I have a situation here that I am solving via Rubbersheeting. There are two different line maps that cover about the same area, with a different number of records in both cases. As the restitution that gave birth to both of them was not the same (the projection was), the maps are quite similar but not identical, even the lines (street central lines) that point to the same object (i.e. Street A) are not on the same position even though the proportions and angles are correct. The mentioned behavior is not constant over the territory, in some parts the two maps are almost identical, in other parts the swift is about 10 m NE, 14 m NE or 5 m S bound, there is a lot of intermediate values and directions in between. About 94 % of the lines are present in both geographic files, some are missing in Map 1 and present in Map 2 and vice versa, due to the different creation date. I have made a grid of 3x3 km to cover the territory where the Rubbersheeting procedure would be applied, and have a rough calculation of about 8,000 to 12,000 control points, and we have created about 800 by now. As this is a very painful job, and I do not want to risk the success of the whole operation just in the end, my concerns are:
1) Is there a limit for Maptitude to create and process 12 thousand control points?
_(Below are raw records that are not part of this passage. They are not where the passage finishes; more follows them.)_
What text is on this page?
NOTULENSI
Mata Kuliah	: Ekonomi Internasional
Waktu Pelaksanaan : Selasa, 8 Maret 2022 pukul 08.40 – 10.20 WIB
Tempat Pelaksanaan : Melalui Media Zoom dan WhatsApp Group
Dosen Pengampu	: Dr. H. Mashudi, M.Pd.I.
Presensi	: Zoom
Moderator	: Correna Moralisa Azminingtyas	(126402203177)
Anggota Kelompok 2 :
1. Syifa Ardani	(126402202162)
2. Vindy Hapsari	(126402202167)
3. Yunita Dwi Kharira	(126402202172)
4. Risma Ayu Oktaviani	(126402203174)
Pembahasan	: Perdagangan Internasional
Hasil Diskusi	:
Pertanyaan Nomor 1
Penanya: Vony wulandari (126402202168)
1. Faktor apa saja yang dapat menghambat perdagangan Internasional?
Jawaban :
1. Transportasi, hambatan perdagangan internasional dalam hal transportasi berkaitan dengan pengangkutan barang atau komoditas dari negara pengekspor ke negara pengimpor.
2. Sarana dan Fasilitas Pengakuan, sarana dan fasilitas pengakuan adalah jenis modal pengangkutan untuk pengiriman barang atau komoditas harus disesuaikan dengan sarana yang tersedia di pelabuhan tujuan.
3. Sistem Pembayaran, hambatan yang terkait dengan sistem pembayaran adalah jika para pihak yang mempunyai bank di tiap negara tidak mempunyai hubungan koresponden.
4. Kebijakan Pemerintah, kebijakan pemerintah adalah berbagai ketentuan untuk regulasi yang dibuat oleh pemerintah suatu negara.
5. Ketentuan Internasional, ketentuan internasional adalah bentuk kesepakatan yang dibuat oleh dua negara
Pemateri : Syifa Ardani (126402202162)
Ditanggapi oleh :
2) Is there a way to create two or more separate control points files and then join them before doing a single Rubbersheeting operation? The (*.crd) files where the control points of Maptitude are stored do not seem to be in any known editable format.
3) Even if questions 1 and 2 would have an affirmative answer. Is there any alternative solution to this situation? I mean,  splitting the map in 4 pieces and then joining together after the Rubbersheeting operation, but how to control the connectivity along the cutting edges?